I agree that current SQL input source may not be suffient and scalable enough for large amount data, but if we want to make Druid integrate with more SQL based external data sources and enrich its ecology, it's better to improve it as first citizen in Druid so that we don't need to make any changes to support a new SQL-based data source.

abhishekagarwal87 commented 2 years ago

IMO it seems a bit weird to model iceberg and delta as input sources. They do look like file formats to me - though more of a logical file format than a physical one. If I understand correctly, one reason that we want to use SQLInputSource is the flexibility and ease of use of SQL as an interface. The underlying protocol itself to read data from these formats can still be anything that is splittable and performant. We will get the former once we support batch ingestion via SQL. For the latter, we should implement a custom input format for these formats.

There will be some work here that goes beyond implementing a format e.g. if I write "select * from iceberg_table where date=XYZ" - how does that translate into a set of iceberg folders/filers to be read? I think that this is where option 1) suggested by Gian is handy. Though it's limiting in the sense that it cannot do anything fancier. Say I want to read just one column C of a parquet file on S3. In such a case, I would want to issue a range get request to S3 with start and end pointing to column section C within that parquet file. This is possible if the parquet format itself is constructing S3 requests.

There is also potential synergy with Druid catalog proposal. If this catalog understands iceberg or delta tables, then the catalog can be used to filter the files that need to be accessed for that table.

FrankChen021 commented 2 years ago

Batch ingestion via SQL is a good and the utimate way. I don't know at the first stage if the ingestion SQL will be planned and converted into a SQL input source.

paul-rogers commented 2 years ago

For a bit of color, Apache Drill and Presto/Trino both support extensible input sources, as, of course, does Spark. To support them well, the tool has to have optimizer support to push as much work to the input source as possible. That means Parquet row group pruning, Iceberg versioning, WHERE and join clauses into the JDBC data source, etc. These tools have, over time, built a bundle of tricks that can be used to work out what can be pushed, and how to do that for each source. This work is never done, there are always more tweaks.

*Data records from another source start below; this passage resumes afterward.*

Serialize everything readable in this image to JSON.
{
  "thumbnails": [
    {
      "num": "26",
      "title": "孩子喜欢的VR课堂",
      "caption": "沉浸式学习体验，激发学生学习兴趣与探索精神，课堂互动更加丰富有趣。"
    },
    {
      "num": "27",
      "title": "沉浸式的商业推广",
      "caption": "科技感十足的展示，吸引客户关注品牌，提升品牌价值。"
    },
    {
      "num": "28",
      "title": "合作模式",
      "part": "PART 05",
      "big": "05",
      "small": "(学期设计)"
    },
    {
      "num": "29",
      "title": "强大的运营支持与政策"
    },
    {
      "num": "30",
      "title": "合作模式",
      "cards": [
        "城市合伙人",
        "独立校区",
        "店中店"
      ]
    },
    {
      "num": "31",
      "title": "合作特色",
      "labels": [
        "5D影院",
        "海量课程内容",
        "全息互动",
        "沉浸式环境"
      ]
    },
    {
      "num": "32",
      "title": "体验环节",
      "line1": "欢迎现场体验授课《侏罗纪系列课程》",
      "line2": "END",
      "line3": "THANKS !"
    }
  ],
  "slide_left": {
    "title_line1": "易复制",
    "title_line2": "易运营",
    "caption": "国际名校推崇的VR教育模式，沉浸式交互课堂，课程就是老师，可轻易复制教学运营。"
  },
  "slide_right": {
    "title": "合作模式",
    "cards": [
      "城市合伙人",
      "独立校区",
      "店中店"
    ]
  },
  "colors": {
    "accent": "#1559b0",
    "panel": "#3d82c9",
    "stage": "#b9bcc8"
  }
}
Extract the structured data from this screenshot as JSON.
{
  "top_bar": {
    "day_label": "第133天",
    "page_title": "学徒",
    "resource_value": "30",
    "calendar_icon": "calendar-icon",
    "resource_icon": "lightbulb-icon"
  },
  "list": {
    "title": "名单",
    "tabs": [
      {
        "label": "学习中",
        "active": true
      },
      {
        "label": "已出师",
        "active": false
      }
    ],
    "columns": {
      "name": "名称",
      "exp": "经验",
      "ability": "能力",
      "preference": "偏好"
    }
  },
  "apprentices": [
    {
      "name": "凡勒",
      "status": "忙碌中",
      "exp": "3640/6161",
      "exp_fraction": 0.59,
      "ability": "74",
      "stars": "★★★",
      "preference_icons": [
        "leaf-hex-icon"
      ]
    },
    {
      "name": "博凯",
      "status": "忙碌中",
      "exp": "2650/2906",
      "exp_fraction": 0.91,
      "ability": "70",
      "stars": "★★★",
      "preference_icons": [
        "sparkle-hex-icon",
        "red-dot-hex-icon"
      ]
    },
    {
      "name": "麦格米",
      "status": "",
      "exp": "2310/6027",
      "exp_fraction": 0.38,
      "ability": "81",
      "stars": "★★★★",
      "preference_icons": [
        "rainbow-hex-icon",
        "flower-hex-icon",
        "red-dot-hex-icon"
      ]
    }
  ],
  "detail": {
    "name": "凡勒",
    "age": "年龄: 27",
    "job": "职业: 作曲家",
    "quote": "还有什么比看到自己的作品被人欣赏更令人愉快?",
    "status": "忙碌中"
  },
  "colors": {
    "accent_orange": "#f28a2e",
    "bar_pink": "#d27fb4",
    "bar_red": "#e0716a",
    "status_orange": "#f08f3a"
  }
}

For Druid, we'd want a connector that can not only do the mechanics of sending requests and reading data, but also provide metadata that says whether the work can be distributed, or single-threaded, what can be pushed down, etc.

This can get fancy: we could partition SQL queries and push them to multiple Presto servers. For example, rather that doing SELECT * FROM sales WHERE saleDate > ?, spilt it into ten queries, each reading a subset of data. This is called "sharding" in the DB world: Vitess does this for queries against sharded MySQL databases at YouTube.

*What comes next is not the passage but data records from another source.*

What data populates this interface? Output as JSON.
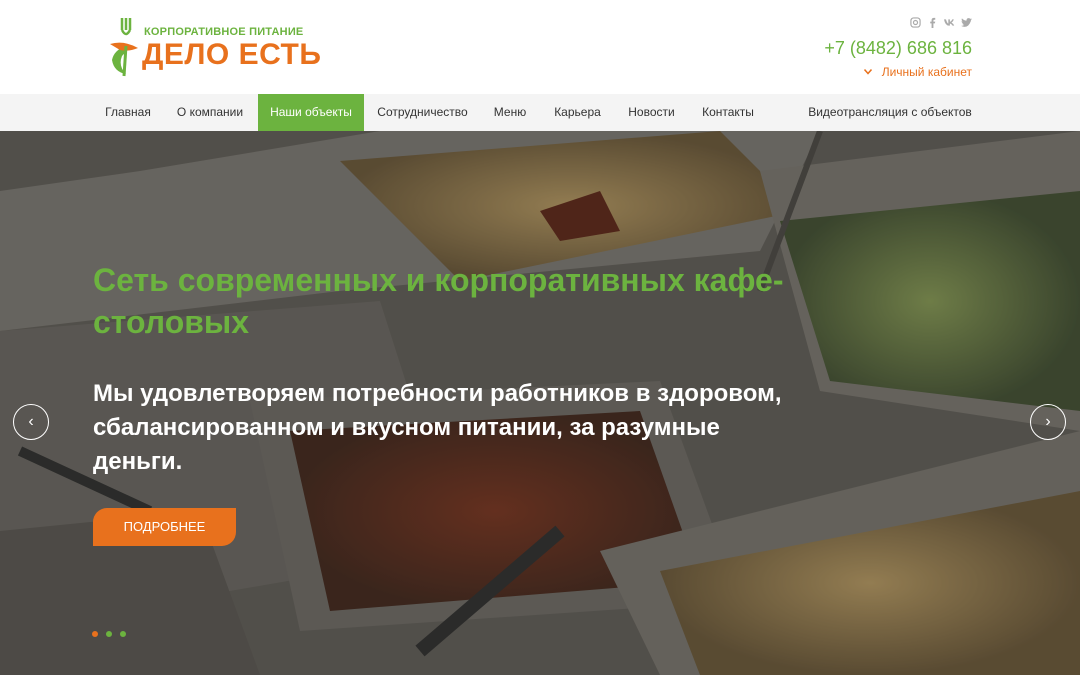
{
  "header": {
    "logo_sub": "КОРПОРАТИВНОЕ ПИТАНИЕ",
    "logo_main": "ДЕЛО ЕСТЬ",
    "phone": "+7 (8482) 686 816",
    "cabinet": "Личный кабинет",
    "socials": [
      "instagram-icon",
      "facebook-icon",
      "vk-icon",
      "twitter-icon"
    ]
  },
  "nav": {
    "items": [
      {
        "label": "Главная"
      },
      {
        "label": "О компании"
      },
      {
        "label": "Наши объекты",
        "active": true
      },
      {
        "label": "Сотрудничество"
      },
      {
        "label": "Меню"
      },
      {
        "label": "Карьера"
      },
      {
        "label": "Новости"
      },
      {
        "label": "Контакты"
      },
      {
        "label": "Видеотрансляция с объектов"
      }
    ]
  },
  "hero": {
    "title": "Сеть современных и корпоративных кафе-столовых",
    "subtitle": "Мы удовлетворяем потребности работников в здоровом, сбалансированном и вкусном питании, за разумные деньги.",
    "button": "ПОДРОБНЕЕ",
    "prev": "‹",
    "next": "›",
    "slides_count": 3,
    "active_slide": 1
  },
  "colors": {
    "brand_green": "#6cb33f",
    "brand_orange": "#e8711d",
    "nav_bg": "#f4f4f4"
  }
}
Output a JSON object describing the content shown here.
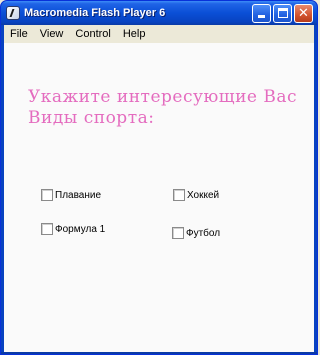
{
  "window": {
    "title": "Macromedia Flash Player 6"
  },
  "menu": [
    "File",
    "View",
    "Control",
    "Help"
  ],
  "content": {
    "question_line1": "Укажите интересующие Вас",
    "question_line2": "Виды спорта:",
    "options": [
      {
        "label": "Плавание",
        "checked": false
      },
      {
        "label": "Хоккей",
        "checked": false
      },
      {
        "label": "Формула 1",
        "checked": false
      },
      {
        "label": "Футбол",
        "checked": false
      }
    ]
  },
  "colors": {
    "title_bar": "#0a4fd6",
    "question_text": "#e46cbf",
    "background": "#fafafa"
  },
  "icons": {
    "app": "flash-icon",
    "minimize": "minimize-icon",
    "maximize": "maximize-icon",
    "close": "close-icon"
  }
}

One then gets into failure handling: what happens if one of those queries fails? Do we fail the entire insert job in Druid? Can we retry that one item? The connector would have to give us that information.

Would be great to understand the use case here. For exploratory use, SQL might be pretty cool: just grab some data from somewhere, load it in Druid, and try out ideas for a new app. Once the app goes into production, however, it would seem more stable to use some tool to pump data into Kafka, then have Druid read from there. It decouples the two operations, which would allow for a simpler system.

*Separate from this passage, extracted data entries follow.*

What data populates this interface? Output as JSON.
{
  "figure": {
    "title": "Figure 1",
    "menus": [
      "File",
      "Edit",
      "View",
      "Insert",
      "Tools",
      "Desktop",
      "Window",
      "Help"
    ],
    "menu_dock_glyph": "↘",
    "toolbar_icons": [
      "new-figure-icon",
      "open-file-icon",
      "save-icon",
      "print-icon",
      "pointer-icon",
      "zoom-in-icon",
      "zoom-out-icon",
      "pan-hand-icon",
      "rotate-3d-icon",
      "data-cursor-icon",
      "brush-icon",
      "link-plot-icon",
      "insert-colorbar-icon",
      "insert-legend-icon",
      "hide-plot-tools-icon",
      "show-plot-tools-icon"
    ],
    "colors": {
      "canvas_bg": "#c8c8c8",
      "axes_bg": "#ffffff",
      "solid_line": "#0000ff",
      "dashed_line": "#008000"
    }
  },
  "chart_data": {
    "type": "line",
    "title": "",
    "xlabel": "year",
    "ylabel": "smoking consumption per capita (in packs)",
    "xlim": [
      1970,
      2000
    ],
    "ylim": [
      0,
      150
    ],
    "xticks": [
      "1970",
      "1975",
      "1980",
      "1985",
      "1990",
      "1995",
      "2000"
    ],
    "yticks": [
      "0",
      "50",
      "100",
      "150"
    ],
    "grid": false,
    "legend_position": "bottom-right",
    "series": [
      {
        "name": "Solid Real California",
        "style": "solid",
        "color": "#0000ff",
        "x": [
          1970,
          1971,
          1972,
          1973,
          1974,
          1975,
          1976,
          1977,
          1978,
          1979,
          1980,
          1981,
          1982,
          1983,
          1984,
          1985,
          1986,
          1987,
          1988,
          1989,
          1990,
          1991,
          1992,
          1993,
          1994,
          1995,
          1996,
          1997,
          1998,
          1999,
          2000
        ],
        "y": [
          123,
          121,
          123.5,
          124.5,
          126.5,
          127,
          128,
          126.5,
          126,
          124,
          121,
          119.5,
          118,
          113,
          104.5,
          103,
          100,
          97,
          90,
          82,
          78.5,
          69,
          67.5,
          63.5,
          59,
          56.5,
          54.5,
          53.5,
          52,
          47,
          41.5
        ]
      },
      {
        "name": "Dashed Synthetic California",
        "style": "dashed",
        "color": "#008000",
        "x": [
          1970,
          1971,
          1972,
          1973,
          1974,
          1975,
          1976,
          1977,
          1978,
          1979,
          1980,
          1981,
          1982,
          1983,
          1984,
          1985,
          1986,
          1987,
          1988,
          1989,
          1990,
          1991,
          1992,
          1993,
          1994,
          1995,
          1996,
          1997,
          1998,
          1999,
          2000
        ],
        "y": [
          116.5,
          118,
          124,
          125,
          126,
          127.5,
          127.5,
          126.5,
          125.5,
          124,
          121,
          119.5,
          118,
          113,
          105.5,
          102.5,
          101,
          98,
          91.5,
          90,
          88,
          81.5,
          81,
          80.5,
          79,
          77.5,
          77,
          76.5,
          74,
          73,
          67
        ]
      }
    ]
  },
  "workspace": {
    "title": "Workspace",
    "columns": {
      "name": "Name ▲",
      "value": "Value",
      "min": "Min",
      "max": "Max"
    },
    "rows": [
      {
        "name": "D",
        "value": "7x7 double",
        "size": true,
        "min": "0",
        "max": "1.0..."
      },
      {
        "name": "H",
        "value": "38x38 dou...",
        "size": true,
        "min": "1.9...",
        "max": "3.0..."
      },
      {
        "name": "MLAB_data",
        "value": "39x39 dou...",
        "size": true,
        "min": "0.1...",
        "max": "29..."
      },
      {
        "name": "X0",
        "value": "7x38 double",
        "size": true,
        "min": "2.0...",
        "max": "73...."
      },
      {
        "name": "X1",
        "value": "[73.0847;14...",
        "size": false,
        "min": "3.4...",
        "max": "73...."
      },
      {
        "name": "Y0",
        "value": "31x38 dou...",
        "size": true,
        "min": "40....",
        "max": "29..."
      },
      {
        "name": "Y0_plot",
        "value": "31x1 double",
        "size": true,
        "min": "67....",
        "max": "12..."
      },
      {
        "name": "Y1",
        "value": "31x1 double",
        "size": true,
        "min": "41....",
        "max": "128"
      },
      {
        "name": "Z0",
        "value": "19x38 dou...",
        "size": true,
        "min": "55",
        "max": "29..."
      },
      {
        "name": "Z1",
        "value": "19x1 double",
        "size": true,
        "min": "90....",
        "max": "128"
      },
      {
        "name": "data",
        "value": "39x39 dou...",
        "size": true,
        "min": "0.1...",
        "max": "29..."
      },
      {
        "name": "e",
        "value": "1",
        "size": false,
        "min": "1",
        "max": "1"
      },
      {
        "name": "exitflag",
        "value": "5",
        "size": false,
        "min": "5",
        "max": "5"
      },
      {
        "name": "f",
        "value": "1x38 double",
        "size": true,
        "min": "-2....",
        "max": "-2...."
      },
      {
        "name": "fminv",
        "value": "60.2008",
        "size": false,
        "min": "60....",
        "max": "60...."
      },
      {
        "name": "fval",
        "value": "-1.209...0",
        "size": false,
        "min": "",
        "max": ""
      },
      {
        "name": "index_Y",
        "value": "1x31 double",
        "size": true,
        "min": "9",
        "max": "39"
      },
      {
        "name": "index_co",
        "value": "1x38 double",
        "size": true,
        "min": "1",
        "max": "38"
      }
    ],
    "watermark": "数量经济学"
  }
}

github-actions[bot] commented 8 months ago

This issue has been marked as stale due to 280 days of inactivity. It will be closed in 4 weeks if no further activity occurs. If this issue is still relevant, please simply write any comment. Even if closed, you can still revive the issue at any time or discuss it on the dev@druid.apache.org list. Thank you for your contributions.

github-actions[bot] commented 7 months ago

This issue has been closed due to lack of activity. If you think that is incorrect, or the issue requires additional review, you can revive the issue at any time.